We realize that the word “seamen” has been construed in other connections, and such constructions have comprehended dredge workers and related tasks. But, our guide, we think, is to be found in the opinion written in South Chicago Co. v. Bassett, 309 U.S. 251, 60 S.Ct. 544, 548, 84 L. Ed. 732, where the Court, determining whether a laborer on a coaling vessel was a “member of a crew” and therefore without .the protection of the Longshoremen’s and Harbor Workers’ Act, 33 U.S.C.A. § 901 et seq. said:
“The word ‘crew’ does not have an absolutely unvarying legal significance. * * * our concern there was ‘to define the meaning for the purpose of a particular statute which must be read in the light of the mischief to be corrected and the end t»o be attained.’ * * *
“That i's our concern here in construing this particular statute — the Longshoremen’s and Harbor Workers’ Compensation Act — with appropriate regard to its distinctive aim. Wc find little aid in considering the use of the term ‘crew’ in other statutes having other purposes. This Act, a's we have seen, was to provide compensation for a class of employees at work on a vessel in navigable waters who, although they might be classed as seamen * * * were still regarded as distinct from members of a ‘crew.’ They were persons serving on vessels, to be sure, but their service was that of laborers, of the sort performed by longshoremen and harbor workers and thus distinguished from those employees on the vessel who are naturally and primarily on board to aid in her navigation.”

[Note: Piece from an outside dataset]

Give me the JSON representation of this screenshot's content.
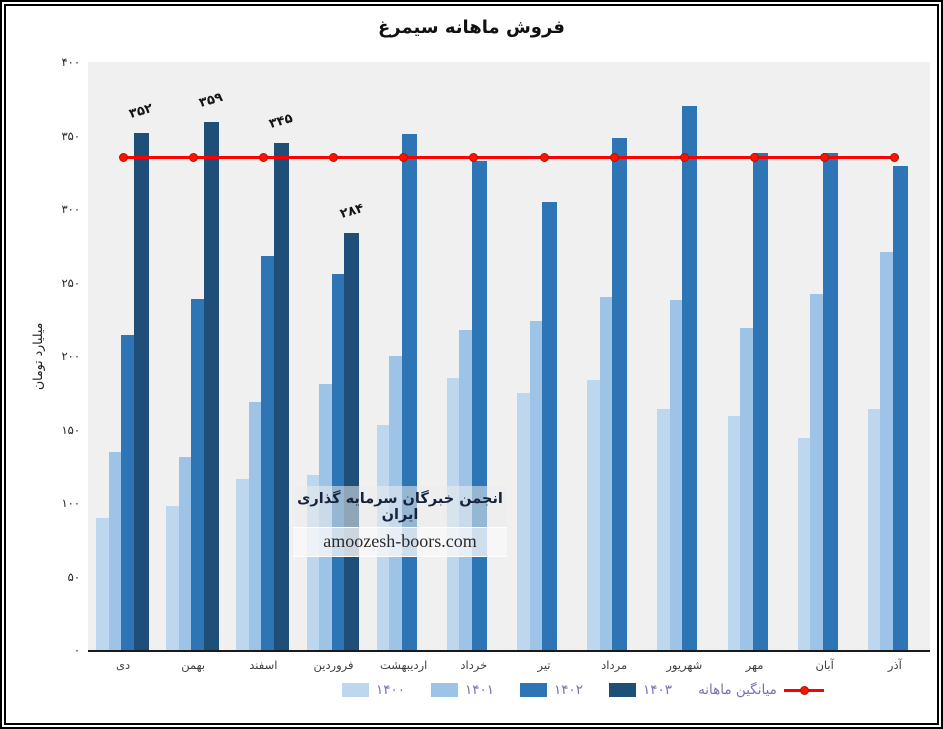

Other cases which command special attention and consideration are: Helena Glendale Ferry Co. v. Walling, supra; Spinner v. Waterways Co., supra; Arnesen v. Manhattan Lighterage Corp., D.C., 57 F.Supp. 218, reversed, by the Second Circuit Court of Appeals sub. nom. Anderson v. Manhattan Lighterage Co., 148 F.2d 971; and Gale v. Union Bag & Paper Co., 5 Cir., 116 F.2d 27.
The decree is
Affirmed.
Spinner v. Waterways Fuel & Dock Co., 70 Ohio App. 121, 41 N.E.2d 144; Arnesen v. Manhattan Lighterage Corp., D.C.N.Y., 57 F.Supp. 218, reversed in Anderson v. Manhattan Lighterage Co., 2 Cir., 148 F.2d 971, which opinion has just come to our attention and meets our approval; Helena Glendale Ferry Co. v. Walling, 8 Cir., 132 F.2d 616; Gale v. Union Bag & Paper Corporation, 5 Cir., 116 F.2d 27, affirming Lowrimoore et al. v. Union Bag & Paper Corporation, D.C., 30 F.Supp. 647; Duke v. Helen-Glendale Ferry Co., 203 Ark. 865, 159 S.W.2d 74, 139 A.L.R. 1404; Jordan v. American Oil Co., D.C., 51 F.Supp. 77.